Somewhere between trying to be a better man and snapping Jeremy Gilbert's neck, you lost your way. That much is obvious.
Less obvious is how you can come back from it.
.
Among your worst traits are: anger, obsession, never shutting up, smartassery, clinginess, and the inability to hide what you're feeling. The last one was a favorite of your father's; he used to cane your hands until they bled, or until you stopped flinching, whichever came first.
The scars are probably still on your palms, if you studied closely. (You were never really able to stop flinching.)
So. Giuseppe Salvatore was a raging asshole and you were afraid of him, and then you were a shitty soldier who didn't care for the Confederate cause, and then you fell in love with a girl who ripped you open.
She didn't only do it with her teeth.
.
We were having fun.
You and I have something. An understanding.
You're not the worst company in the world, Elena.
So I think you should stop it with the flirty little comments and the eye-thing that you do.
I'm trusting you. Don't make me regret it.
.
It's always going to be Stefan.
.
There's not enough bourbon for this.
.
But Elena loving Stefan is still Elena, and Elena hating you is still Elena, and you are not going to leave, you can't leave, you are not going to turn off your humanity no matter how tempting it is. You have dug your own grave, more times than you can count. This time feels dangerously close to final, but that's exactly why it can't be.
You turn your considerable charms to climbing out of the grave. That's what your charms are best used for, if experience is any metric.
"Trying too hard," Alaric mutters under his breath, and you didn't ask him, so you wheel on him with your fangs half-ready to make an appearance.
"What did you say?"
"Nothing." But his gaze doesn't break.
You hate that he thinks he knows you. You hate the bittersweet relief that being known can bring.
.
Time-out for five minutes, remember? Well, that five minutes is gonna need a beer.
You knock back a bourbon, and then refill the tumbler with O-negative. You need a lot more than a beer, of course. You need Elena, laughing. Her smile can be perilously close to Katherine's, but her laugh-lines are different.
Katherine simpered, but she rarely let herself truly laugh.
.
It would be so much easier if you could pretend that you hadn't loved her. But here you are, a century and a half later (give or take, take, take), and everyone who's ever met you probably knows how much you loved Katherine Pierce.
How much you believed that that love would be enough.
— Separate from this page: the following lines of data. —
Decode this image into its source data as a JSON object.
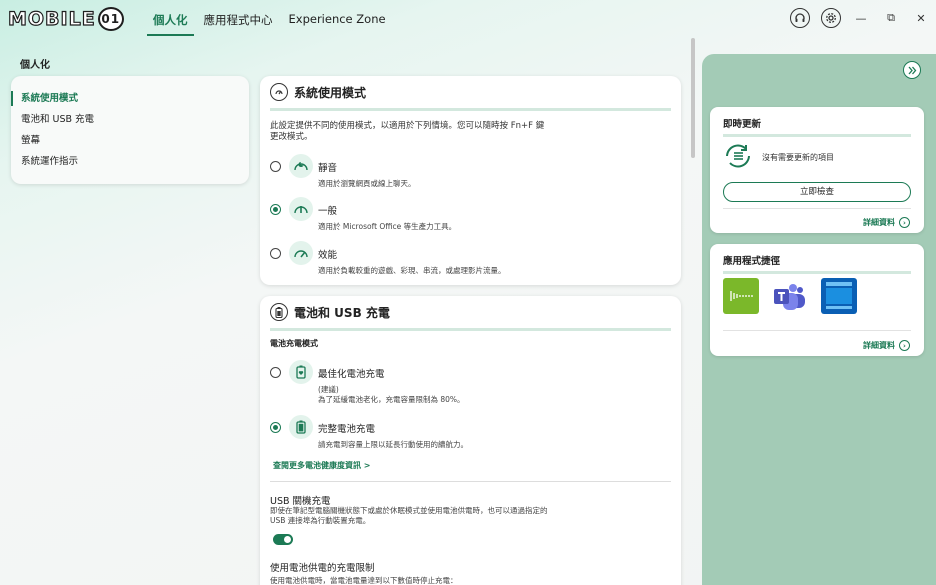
{
  "titlebar": {
    "logo_text": "MOBILE",
    "logo_badge": "01",
    "tabs": [
      {
        "label": "個人化",
        "active": true
      },
      {
        "label": "應用程式中心",
        "active": false
      },
      {
        "label": "Experience Zone",
        "active": false
      }
    ],
    "icons": [
      "headset-icon",
      "gear-icon"
    ],
    "window_controls": {
      "minimize": "—",
      "restore": "⧉",
      "close": "✕"
    }
  },
  "sidebar": {
    "title": "個人化",
    "items": [
      {
        "label": "系統使用模式",
        "active": true
      },
      {
        "label": "電池和 USB 充電",
        "active": false
      },
      {
        "label": "螢幕",
        "active": false
      },
      {
        "label": "系統運作指示",
        "active": false
      }
    ]
  },
  "mode_card": {
    "title": "系統使用模式",
    "description": "此設定提供不同的使用模式，以適用於下列情境。您可以隨時按 Fn+F 鍵更改模式。",
    "options": [
      {
        "title": "靜音",
        "subtitle": "適用於瀏覽網頁或線上聊天。",
        "selected": false,
        "icon": "moon-gauge-icon"
      },
      {
        "title": "一般",
        "subtitle": "適用於 Microsoft Office 等生產力工具。",
        "selected": true,
        "icon": "gauge-mid-icon"
      },
      {
        "title": "效能",
        "subtitle": "適用於負載較重的遊戲、彩現、串流，或處理影片流量。",
        "selected": false,
        "icon": "gauge-high-icon"
      }
    ]
  },
  "battery_card": {
    "title": "電池和 USB 充電",
    "charge_mode_label": "電池充電模式",
    "options": [
      {
        "title": "最佳化電池充電",
        "subtitle_line1": "(建議)",
        "subtitle_line2": "為了延緩電池老化，充電容量限制為 80%。",
        "selected": false
      },
      {
        "title": "完整電池充電",
        "subtitle_line1": "請充電到容量上限以延長行動使用的續航力。",
        "subtitle_line2": "",
        "selected": true
      }
    ],
    "more_link": "查閱更多電池健康度資訊 >",
    "usb": {
      "title": "USB 關機充電",
      "description": "即使在筆記型電腦關機狀態下或處於休眠模式並使用電池供電時，也可以通過指定的 USB 連接埠為行動裝置充電。",
      "enabled": true
    },
    "limit": {
      "title": "使用電池供電的充電限制",
      "description": "使用電池供電時，當電池電量達到以下數值時停止充電："
    }
  },
  "right_panel": {
    "update_card": {
      "title": "即時更新",
      "status": "沒有需要更新的項目",
      "button": "立即檢查",
      "details": "詳細資料"
    },
    "apps_card": {
      "title": "應用程式捷徑",
      "apps": [
        {
          "name": "audio-app-icon",
          "color": "#7bb82a"
        },
        {
          "name": "teams-icon",
          "color": "#5b5fc7"
        },
        {
          "name": "window-app-icon",
          "color": "#0a5fb4"
        }
      ],
      "details": "詳細資料"
    }
  }
}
(Faith and love are both blind. An accident? No—nothing ever is.)
.
When Elena tells you that you've lost her forever, you know you deserve it.
Less obvious is how you keep going.
.
Somewhere between begging her forgiveness and tearing out Mason Lockwood's heart, you screwed up again. But this is ancient history—a subject with which you are all too familiar. What you did to Caroline, what you did to Vicki…
You always think you've mastered some new form of misery and monstrosity. That to own, to terrify, to push to the brink is something that damns you forever, and in that way, saves you from the uncertainty that redemption suggests. Probably, it is. Remorse and acknowledgement float in the air around you, when you're alone, but you rarely take them and hold them close.
(You rarely hold anything close, unless to kill it.)
You compelled them. You didn't love them. That made it different, of course; made it uglier than what Katherine did to you. This you told yourself, this you promised your nightmares, all while you closed in on the goal of winning her back again. She'd be impressed, by how you had surpassed her in cruelty.
Nobody surpasses Katherine, though.
Katherine didn't have to compel you to love her. Katherine didn't have to love you to make you stay.
And she didn't love you. She didn't.
.
Someday, you're going to stop choosing blood over what makes you flinch.
.
You're hurting Elena! Everything you're doing to her is hurting Elena.
And isn't it always?
.
Elena deserves better than a man who has lost his way.